Xero is an accounting system, so naturally it manages “accounts”, but in the financial sense!
So while they have user accounts, they have financial accounts too!
We ended up calling those accounting accounts, for the sake of disambiguation, because we also use HubSpot, which has a bunch of other (user) account types:

Marketing departments also calls have a special meaning for accounts; they mean a logical entity, which is comprised of 1 or more legal entities and 1 or more contact persons, called contacts for short. If I would need to model them in Datomic, I’d use :hubspot.marketing.account/id, :hubspot.user/id, :hubspot.contact/id.

If an employee of a company becomes a user of the company’s product, then i would even mix their :gini.user/id & :hubspot.contact/id on the same entity (if they would be in the same Datomic database).

There is adjacent problem with unique tuple attrs (or composite keys, as i prefer to call them).
Since composite key attrs are implied, you can not just use the same constituent attributes across multiple composite keys.

For example, imagine you want to store a copy of some 3rd-party data (let’s say invoices & parties) from a multi-tenant system.

You would need 3 kind of entities:

  1. company (the tenant, from the 3rd-party system’s view)
  2. invoice
  3. party

Invoice and party IDs are not globally unique, but unique only within a tenant, so they would need composites keys, which link them to their corresponding company. So let’s consider the following attrs:

  • :xxx.company/id (str)
  • :xxx/company (ref)
  • :xxx.invoice/id (str)
  • :xxx.invoice/company+id (tuple)
  • :xxx.party/id (str)
  • :xxx.party/company+id (tuple)

If the composite key attrs are defined like this:

  {:db/ident :xxx.invoice/company+id
   :db/tupleAttrs [:xxx/company :xxx.invoice/id]
   ,,,}

  {:db/ident :xxx.party/company+id
   :db/tupleAttrs [:xxx/company :xxx.party/id]
   ,,,}

then transacting a party would automatically contain a
[... :xxx.invoice/company+id [<company eid> nil] ... true]
datom too, besides the expected
[... :xxx.party/company+id [<company eid> "<party-id>"] ... true]
one.

So you would need to create a per-entity attr, which references the company, instead of a generic :xxx/company ref attr.

  • :xxx.invoice/company
  • :xxx.party/company

and define the composite keys like this instead:

  {:db/ident :xxx.invoice/company+id
   :db/tupleAttrs [:xxx.invoice/company :xxx.invoice/id]
   ,,,}

  {:db/ident :xxx.party/company+id
   :db/tupleAttrs [:xxx.party/company :xxx.party/id]
   ,,,}

Now I am using :tx/user-id which corresponds to the :cognito.user/id. But now you got me thinking. We recently had the following issue: a company needs a worker for a certain period and sends several proposals to a few workers. When the first one accepts, the other proposals get automatically cancelled. In the history, we had the cancelled proposals as cancelled by the user who accepted as he was the one triggering the action, which was wrong, as the auto cancel was done by the system.

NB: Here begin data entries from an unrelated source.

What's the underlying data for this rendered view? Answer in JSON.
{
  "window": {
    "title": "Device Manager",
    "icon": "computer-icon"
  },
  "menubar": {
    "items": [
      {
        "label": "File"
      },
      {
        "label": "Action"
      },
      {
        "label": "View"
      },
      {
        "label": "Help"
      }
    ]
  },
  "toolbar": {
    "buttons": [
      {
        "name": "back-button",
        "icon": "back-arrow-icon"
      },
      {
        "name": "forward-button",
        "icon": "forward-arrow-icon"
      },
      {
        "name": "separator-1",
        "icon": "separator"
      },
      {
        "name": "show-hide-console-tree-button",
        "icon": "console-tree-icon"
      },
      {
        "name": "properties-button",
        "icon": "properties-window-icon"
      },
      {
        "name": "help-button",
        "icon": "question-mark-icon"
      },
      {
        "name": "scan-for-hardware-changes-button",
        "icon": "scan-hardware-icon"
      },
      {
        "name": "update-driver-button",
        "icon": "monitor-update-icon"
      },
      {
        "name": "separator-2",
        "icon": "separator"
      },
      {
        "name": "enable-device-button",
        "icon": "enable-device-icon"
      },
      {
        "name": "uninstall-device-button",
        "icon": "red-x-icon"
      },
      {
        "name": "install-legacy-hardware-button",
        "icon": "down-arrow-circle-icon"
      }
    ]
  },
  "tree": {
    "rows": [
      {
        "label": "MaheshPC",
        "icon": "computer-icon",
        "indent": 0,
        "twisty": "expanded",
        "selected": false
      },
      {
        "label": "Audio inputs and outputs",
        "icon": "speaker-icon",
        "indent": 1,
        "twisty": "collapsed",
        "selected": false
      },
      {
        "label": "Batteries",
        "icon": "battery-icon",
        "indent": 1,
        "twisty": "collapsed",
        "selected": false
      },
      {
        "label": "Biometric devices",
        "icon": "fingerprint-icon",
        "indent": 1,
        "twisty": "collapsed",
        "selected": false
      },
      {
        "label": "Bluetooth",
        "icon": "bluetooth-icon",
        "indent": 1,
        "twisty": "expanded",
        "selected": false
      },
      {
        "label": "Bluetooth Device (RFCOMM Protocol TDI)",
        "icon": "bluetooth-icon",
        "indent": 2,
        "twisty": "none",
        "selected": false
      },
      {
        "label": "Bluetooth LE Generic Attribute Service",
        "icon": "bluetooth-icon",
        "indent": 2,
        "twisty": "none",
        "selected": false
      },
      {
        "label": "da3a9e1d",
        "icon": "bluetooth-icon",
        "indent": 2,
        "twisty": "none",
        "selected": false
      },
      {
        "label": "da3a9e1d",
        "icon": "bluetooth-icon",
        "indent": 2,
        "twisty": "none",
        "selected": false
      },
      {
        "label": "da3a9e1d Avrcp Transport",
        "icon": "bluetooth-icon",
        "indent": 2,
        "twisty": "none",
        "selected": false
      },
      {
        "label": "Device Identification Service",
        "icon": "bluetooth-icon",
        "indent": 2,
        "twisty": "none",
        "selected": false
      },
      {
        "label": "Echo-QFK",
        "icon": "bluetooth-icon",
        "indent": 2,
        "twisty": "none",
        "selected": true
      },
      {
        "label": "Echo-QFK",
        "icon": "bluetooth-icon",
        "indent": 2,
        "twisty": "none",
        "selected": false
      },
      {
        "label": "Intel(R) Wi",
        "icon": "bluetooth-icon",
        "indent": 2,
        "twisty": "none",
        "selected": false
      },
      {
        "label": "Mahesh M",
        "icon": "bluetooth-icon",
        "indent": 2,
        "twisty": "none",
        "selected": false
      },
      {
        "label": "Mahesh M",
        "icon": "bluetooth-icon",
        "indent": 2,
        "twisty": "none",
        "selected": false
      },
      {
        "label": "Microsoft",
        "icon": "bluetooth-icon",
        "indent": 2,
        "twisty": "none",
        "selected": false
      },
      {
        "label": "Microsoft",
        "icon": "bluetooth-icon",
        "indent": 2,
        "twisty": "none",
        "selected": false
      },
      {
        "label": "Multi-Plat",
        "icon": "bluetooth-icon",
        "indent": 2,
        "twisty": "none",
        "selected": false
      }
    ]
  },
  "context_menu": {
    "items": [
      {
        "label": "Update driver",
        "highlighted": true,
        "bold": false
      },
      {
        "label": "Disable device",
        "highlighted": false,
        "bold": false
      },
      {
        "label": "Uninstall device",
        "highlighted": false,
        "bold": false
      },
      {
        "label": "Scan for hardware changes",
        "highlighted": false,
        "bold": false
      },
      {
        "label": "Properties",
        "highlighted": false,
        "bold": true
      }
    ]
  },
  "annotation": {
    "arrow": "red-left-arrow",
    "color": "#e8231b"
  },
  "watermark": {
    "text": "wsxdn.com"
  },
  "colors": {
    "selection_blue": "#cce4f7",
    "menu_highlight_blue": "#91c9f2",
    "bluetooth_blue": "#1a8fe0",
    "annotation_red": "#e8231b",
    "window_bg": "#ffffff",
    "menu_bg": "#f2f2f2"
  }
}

why don’t you compute the status of the proposal, instead of storing it?

just be more functional and you wouldn’t even need that background process, plus the state transition would also be atomic.

in fact, why don’t u cancel the other proposals already at the time of approval?
just have a transaction function, which receives a reference to the proposal to be accepted, then it would just look up the other proposals and mark them rejected.

but either way, it feels like the data model is a bit off, because it allows representing states, which are not desired and then u need to write extra code to prevent those states.

u can define computed attributes via pull patterns, using the combination of :xform, :as & (reverse) lookup refs. i have the gut feeling that your situation could be solved by such a technique in a lot simpler way.

alternatively, u can have computed attributes via datalog queries too, though you would need to fold them into the map of a pulled entity. (maybe u can use some custom query function to do that, as opposed to a query post-processing step?)

I was under the impression that you are not supposed to use the :tx namespace in your own attribute names, but I don’t know why did I think that, where did I “hear” that.
Both Datomic docs only mention the :db & :db.* namespaces being reserved.